Hélas, le sang allait bientôt couler. Appelé par une urgence, Cortés partit précipitamment pour la côte et confia son autorité à un homme impulsif, Pedro de Alvarado. Craignant qu’en l’absence de Cortés la population de Tenochtitlán ne se soulève bientôt contre lui, Alvarado décida de frapper le premier. Lors d’une célébration, il massacra un certain nombre d’Aztèques. À son retour, Cortés trouva la ville en pleine agitation. Pendant la bataille qui éclata alors, Moctezuma fut tué, peut-être par les Espagnols. Selon la version espagnole des faits, Cortés persuada Moctezuma d’apparaître en public pour demander à son peuple de cesser le combat ; ce que faisant, l’empereur fut lapidé par ses sujets.

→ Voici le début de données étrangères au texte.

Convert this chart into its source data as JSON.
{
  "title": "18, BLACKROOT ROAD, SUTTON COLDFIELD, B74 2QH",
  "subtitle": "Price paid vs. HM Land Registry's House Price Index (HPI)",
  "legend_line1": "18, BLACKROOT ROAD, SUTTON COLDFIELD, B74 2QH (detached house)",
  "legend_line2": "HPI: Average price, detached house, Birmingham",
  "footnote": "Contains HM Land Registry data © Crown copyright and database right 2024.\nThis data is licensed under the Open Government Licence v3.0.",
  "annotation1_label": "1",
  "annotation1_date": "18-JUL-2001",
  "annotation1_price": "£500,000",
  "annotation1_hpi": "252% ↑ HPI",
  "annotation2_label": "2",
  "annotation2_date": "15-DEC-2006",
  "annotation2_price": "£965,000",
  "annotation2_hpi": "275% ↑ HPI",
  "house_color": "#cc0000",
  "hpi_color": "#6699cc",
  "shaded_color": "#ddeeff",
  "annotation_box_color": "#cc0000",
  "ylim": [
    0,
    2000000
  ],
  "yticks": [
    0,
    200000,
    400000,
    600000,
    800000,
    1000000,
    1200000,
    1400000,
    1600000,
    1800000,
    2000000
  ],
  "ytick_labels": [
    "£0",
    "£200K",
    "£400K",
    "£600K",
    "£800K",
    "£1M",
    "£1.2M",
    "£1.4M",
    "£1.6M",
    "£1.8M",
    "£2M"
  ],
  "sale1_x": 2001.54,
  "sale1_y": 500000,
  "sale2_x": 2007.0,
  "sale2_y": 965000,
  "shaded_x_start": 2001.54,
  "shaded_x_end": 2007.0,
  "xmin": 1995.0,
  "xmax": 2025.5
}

Toujours est-il que Cortés et quelques-uns de ses hommes, blessés, parvinrent à s’enfuir.
Épuisé et mal en point, Cortés rassembla ses troupes, auxquelles s’adjoignirent des tribus voisines qui haïssaient les Aztèques et ne demandaient qu’à s’affranchir de leur joug. Puis il se porta de nouveau contre Tenochtitlán. Durant le siège sanglant qui suivit, les Aztèques auraient offert en sacrifice des captifs espagnols. Les hommes de Cortés, fous de rage, n’en furent que plus déterminés à vaincre à tout prix. Les tribus vassales, écrit un auteur aztèque, participèrent elles-mêmes à l’opération : elles “ se vengèrent cruellement des Mexicas et pillèrent tous leurs biens ”.
Le 13 août 1521, le Grand Tenochtitlán tomba. Les Espagnols et leurs alliés dominaient maintenant complètement les Mexicas. “ En un clin d’œil, les Espagnols, qui fouillaient toute la région à la recherche d’or, transformèrent les vastes cités et les grands centres cérémoniels méso-américains en champs de ruines. Les peuples indigènes furent réduits en esclavage et christianisés, et l’Empire aztèque, dernière grande civilisation indigène, disparut. ” — National Geographic.
La Conquête ne fut pas qu’un changement politique. Les Espagnols apportaient avec eux une religion nouvelle, le catholicisme, qu’ils imposèrent souvent aux Mexicas par l’épée. Certes, la religion aztèque était sanguinaire et idolâtre. Mais, loin d’extirper toute trace de paganisme, le catholicisme forma avec elle une curieuse alliance. Tonantzin, la déesse adorée sur la colline Tepeyac, fut remplacée par la Vierge de Guadalupe, la basilique de Guadalupe s’élevant à l’endroit même où l’on révérait Tonantzin. (L’édifice est censé marquer le lieu d’une apparition miraculeuse de la Vierge Marie.) Lors des fêtes religieuses célébrées en l’honneur de la Vierge, on tournoie — devant la basilique même ! — au rythme des danses païennes ancestrales.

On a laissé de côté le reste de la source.